Getting Started on Mac OS X

Figure 2. This is how the Tombstone Engine installation folder should look after the Tombstone-xxx-Code.zip and Tombstone-xxx-Data.zip files have been extracted under Mac OS X.

Follow these instructions to get started with the Tombstone Engine under Mac OS X.

Installation

The Tombstone Engine is distributed as two ZIP files named Tombstone-xxx-Code.zip and Tombstone-xxx-Data.zip, where xxx is the version number. To install, first create a directory somewhere on your hard drive in which you'll store all of the Tombstone Engine files. Then copy the two ZIP files that you've downloaded to this new directory and extract them both by double-clicking on them. The Finder will create folders named Tombstone-xxx-Data and Tombstone-xxx-Code to contain the extracted files, but we want all of the files to be placed in the enclosing directories. Open the folders named Tombstone-xxx-Data and Tombstone-xxx-Code, select all of the files, and drag them to the enclosing folder. Once this is done, you can delete the now empty Tombstone-xxx-Data and Tombstone-xxx-Code folders. After this is done, your Tombstone Engine folder should look like the folder shown in Figure 2.

The folder named VisualStudio2015 contains Windows project files and can be safely deleted on the Mac. Likewise, the folder named Linux contains Linux makefiles and can be safely deleted on the Mac.

Double-click on the Xcode.zip file to extract the Xcode project files. (The Finder will create the Xcode folder. Do not copy its contents to the enclosing folder in this case.)

Building

The Tombstone Engine can be built with Xcode 8, which can be downloaded for free from the following location:

Apple Xcode

To open the Xcode project for the Tombstone Engine, open the Xcode folder and the Tombstone folder inside it. Double-click on the file Tombstone.xcodeproj to open the project in Xcode.

Set the Active Scheme to Build All Optimized by selecting it from the popup menu in the upper-left corner of the project window. Select Build from the Product menu, and the compiler will build the engine, the game modules, and the tools.

Running

To run the Tombstone Engine, double-click on the Tombstone.app application that is created in the Tombstone Engine folder when you build. You can also run from inside Xcode.

Getting Started on Linux

Figure 3. This is how the Tombstone Engine installation folder should look after the Tombstone-xxx-Code.zip and Tombstone-xxx-Data.zip files have been extracted under Linux.

Follow these instructions to get started with the Tombstone Engine under 64-bit Ubuntu Linux.

Installation

The Tombstone Engine is distributed as two ZIP files named Tombstone-xxx-Code.zip and Tombstone-xxx-Data.zip, where xxx is the version number.

To install, first create a directory somewhere on your hard drive in which you'll store all of the Tombstone Engine files.

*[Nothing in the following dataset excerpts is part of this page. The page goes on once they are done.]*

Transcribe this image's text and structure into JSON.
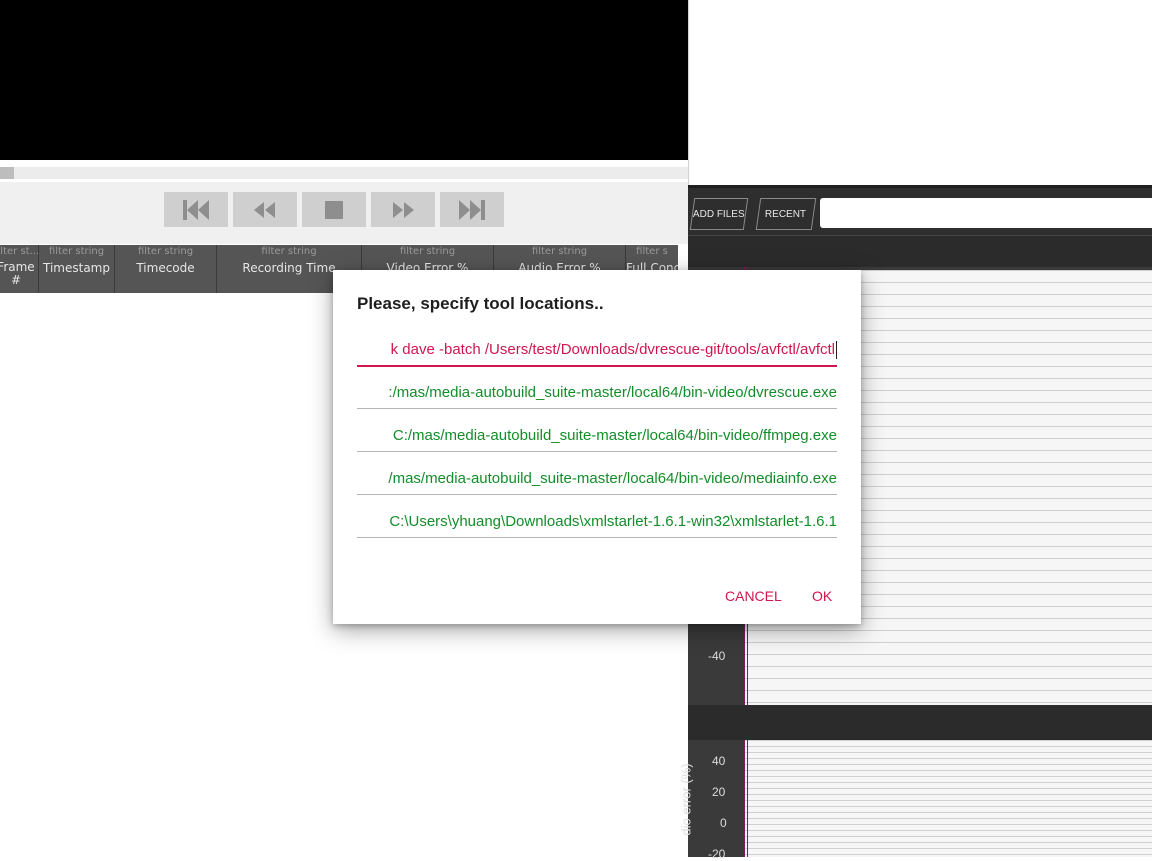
{
  "player": {
    "buttons": [
      "skip-start",
      "rewind",
      "stop",
      "fast-forward",
      "skip-end"
    ]
  },
  "table": {
    "filter_placeholder": "filter string",
    "columns": [
      {
        "filter": "filter st...",
        "name": "Frame #"
      },
      {
        "filter": "filter string",
        "name": "Timestamp"
      },
      {
        "filter": "filter string",
        "name": "Timecode"
      },
      {
        "filter": "filter string",
        "name": "Recording Time"
      },
      {
        "filter": "filter string",
        "name": "Video Error %"
      },
      {
        "filter": "filter string",
        "name": "Audio Error %"
      },
      {
        "filter": "filter s",
        "name": "Full Conc"
      }
    ]
  },
  "toolbar": {
    "add_files": "ADD FILES",
    "recent": "RECENT",
    "search_value": ""
  },
  "graph_video": {
    "ticks": [
      "-40"
    ]
  },
  "graph_audio": {
    "ylabel": "dio error (%)",
    "ticks": [
      "40",
      "20",
      "0",
      "-20"
    ]
  },
  "dialog": {
    "title": "Please, specify tool locations..",
    "fields": [
      "k dave -batch /Users/test/Downloads/dvrescue-git/tools/avfctl/avfctl",
      ":/mas/media-autobuild_suite-master/local64/bin-video/dvrescue.exe",
      "C:/mas/media-autobuild_suite-master/local64/bin-video/ffmpeg.exe",
      "/mas/media-autobuild_suite-master/local64/bin-video/mediainfo.exe",
      "C:\\Users\\yhuang\\Downloads\\xmlstarlet-1.6.1-win32\\xmlstarlet-1.6.1"
    ],
    "cancel_label": "CANCEL",
    "ok_label": "OK"
  },
  "colors": {
    "accent": "#d0164f",
    "valid_path": "#138d2a"
  }
}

Then copy the two ZIP files that you've downloaded to this new directory and extract them all. Once the files have been extracted, you no longer need the original ZIP files, and they may be deleted.

After extraction and removal of the original ZIP files, your Tombstone Engine directory should look like the folder shown in Figure 3.

The folder named VisualStudio2015 contains Windows project files and can be safely deleted on Linux. Likewise, the file named Xcode.zip contains Mac project files and can be safely deleted on Linux.

Building

The Tombstone Engine can be built from the command line. Before building for the first time, execute the following commands to make sure the required libraries have been installed.

sudo apt-get update
sudo apt-get install build-essential libx11-dev libxrandr-dev mesa-common-dev libgl1-mesa-dev libasound2-dev

To build, change to the Linux directory in your Tombstone Engine Folder, and execute the following command.

make optimized -j 4

This command builds the optimized version of the engine. The parameter -j 4 specifies that the make system should use four concurrent jobs. The number 4 should be changed to the number of processor cores in your computer. To build the debug version of the engine, type debug instead of optimized.